Cuando estudiaba bachillerato creía que los adultos lo comprendían y lo podían todo ante tal perspectiva mis ganas de hacerme mayor fueron siempre en aumento. Como imaginarán, no tardé demasiado tiempo en hacerme cargo de mi error. Por entonces pensaba que la vida era la maestra -más dislates aunque dislates trenzados-; hoy en cambio creo que no, que la vida es discípula, que Wilde tenía razón al decir que es la vida la que imita al arte y no a la inversa. Interpreto a Wilde convencida de que en arte incluía el pensamiento en todas sus expresiones, contenida por supuesto la artística, de modo que la vida es la que sigue al pensamiento y no al revés. Creamos modelos, sistemas, explicaciones, prototipos, utopías… ensalzamos y hundimos a través de la palabra y después, quien más y quien menos, consciente o inocentemente, traslada a sus respectivas vidas lo que otros han conseguido crear bien sea a través del arte y las formas, bien de ideas «puras», lo que incluye por igual a las bienintencionadas y las perversas.
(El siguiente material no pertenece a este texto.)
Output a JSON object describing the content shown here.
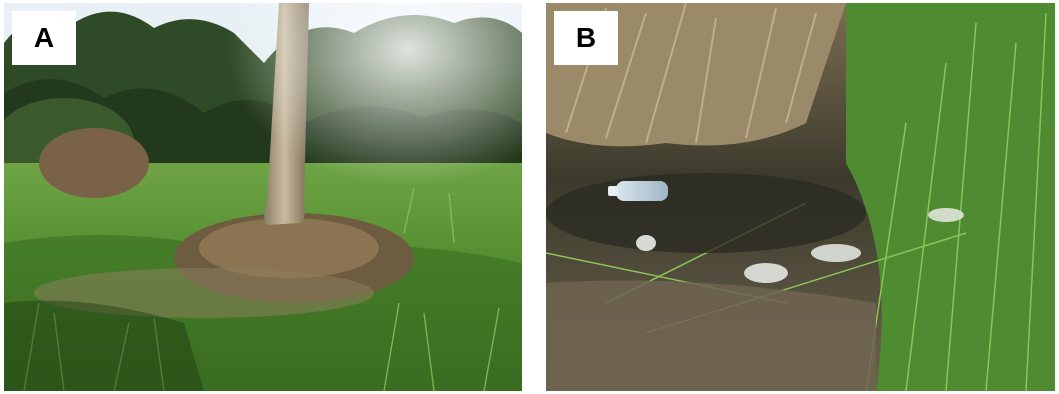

Así entre unas cosas y otras, se llega a un punto en el que comprender se vuelve la mejor de las opciones: comprender por qué los adultos carecen del poder que les atribuíamos cuando éramos pequeños, comprender por qué toda forma de vida y libertad halla acomodo en las teorías más disparatadas que se nos pueda ocurrir consiguiendo con ello un halo de legitimidad (y con ella de innegable aceptación y acogida).
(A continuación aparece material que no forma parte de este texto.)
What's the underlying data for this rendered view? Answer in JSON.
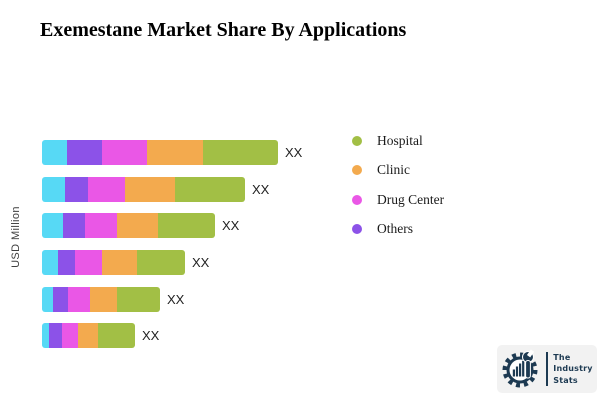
{
  "title": "Exemestane Market Share By Applications",
  "y_axis": {
    "label": "USD Million"
  },
  "legend": {
    "position": "right",
    "items": [
      {
        "label": "Hospital",
        "color": "#a2bf45"
      },
      {
        "label": "Clinic",
        "color": "#f3aa4e"
      },
      {
        "label": "Drug Center",
        "color": "#ea57e6"
      },
      {
        "label": "Others",
        "color": "#8c52e8"
      }
    ]
  },
  "chart_data": {
    "type": "bar",
    "orientation": "horizontal",
    "stacked": true,
    "title": "Exemestane Market Share By Applications",
    "xlabel": "",
    "ylabel": "USD Million",
    "grid": false,
    "legend_position": "right",
    "value_labels": [
      "XX",
      "XX",
      "XX",
      "XX",
      "XX",
      "XX"
    ],
    "series": [
      {
        "name": "",
        "in_legend": false,
        "color": "#57d9f5",
        "values": [
          25,
          23,
          21,
          16,
          11,
          7
        ]
      },
      {
        "name": "Others",
        "in_legend": true,
        "color": "#8c52e8",
        "values": [
          35,
          23,
          22,
          17,
          15,
          13
        ]
      },
      {
        "name": "Drug Center",
        "in_legend": true,
        "color": "#ea57e6",
        "values": [
          45,
          37,
          32,
          27,
          22,
          16
        ]
      },
      {
        "name": "Clinic",
        "in_legend": true,
        "color": "#f3aa4e",
        "values": [
          56,
          50,
          41,
          35,
          27,
          20
        ]
      },
      {
        "name": "Hospital",
        "in_legend": true,
        "color": "#a2bf45",
        "values": [
          75,
          70,
          57,
          48,
          43,
          37
        ]
      }
    ],
    "bar_totals": [
      236,
      203,
      173,
      143,
      118,
      93
    ]
  },
  "logo": {
    "lines": [
      "The",
      "Industry",
      "Stats"
    ],
    "color": "#1d3a52",
    "background": "#f2f2f2"
  }
}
Dicho de otro modo entender por qué el «todo vale» cobra cada día más fuerza entre nosotros. Bien sabido que la recomendación y exhorto de comprender no es en modo alguno privativo de nuestro tiempo. Allá por 1677 Spinoza, con su prístina claridad, ya aconsejaba la del comprender como la mejor vía -si no la única- vía para la vida: «No reírse, no burlarse ni detestar sino comprender». Claro que a día de hoy el problema de comprender se topa con dificultades con las que el tiempo de Spinoza no había de bregar (aunque seguro que por aquel entonces ellos tenían las suyas, no del todo coincidentes con las nuestras).

Estoy pensando, por ejemplo, en la aceleración con la que casi todos nos vemos forzados a vivir nuestras vidas, una aceleración a la que filósofos como Hartmut Rosa han calificado como «esencial» en nuestro modus vivendi. Comprender requiere, además de la disposición y la voluntad para ello, reservar un tiempo libre, libre del estrés que sin avisar ni anunciarlo se ha hecho el señor de nuestras vidas, libre de la presión de la infoxicación, libre de las posverdades y sus parientes las posmentiras, libre de panegíricos y manipulaciones.

Porque se me hace difícil de soportar el ver reducidas nuestras vidas a plebiscitos diarios llevados por redes sociales y ciertos medios de comunicación, porque convertirse en rebaño no se parece en nada a aquello que yo imaginaba camino de mis clases en bachillerato cuando ya quería ser mayor para poder ser más libre y aún no sabía que el camino a la libertad es el mismo que el de la comprensión.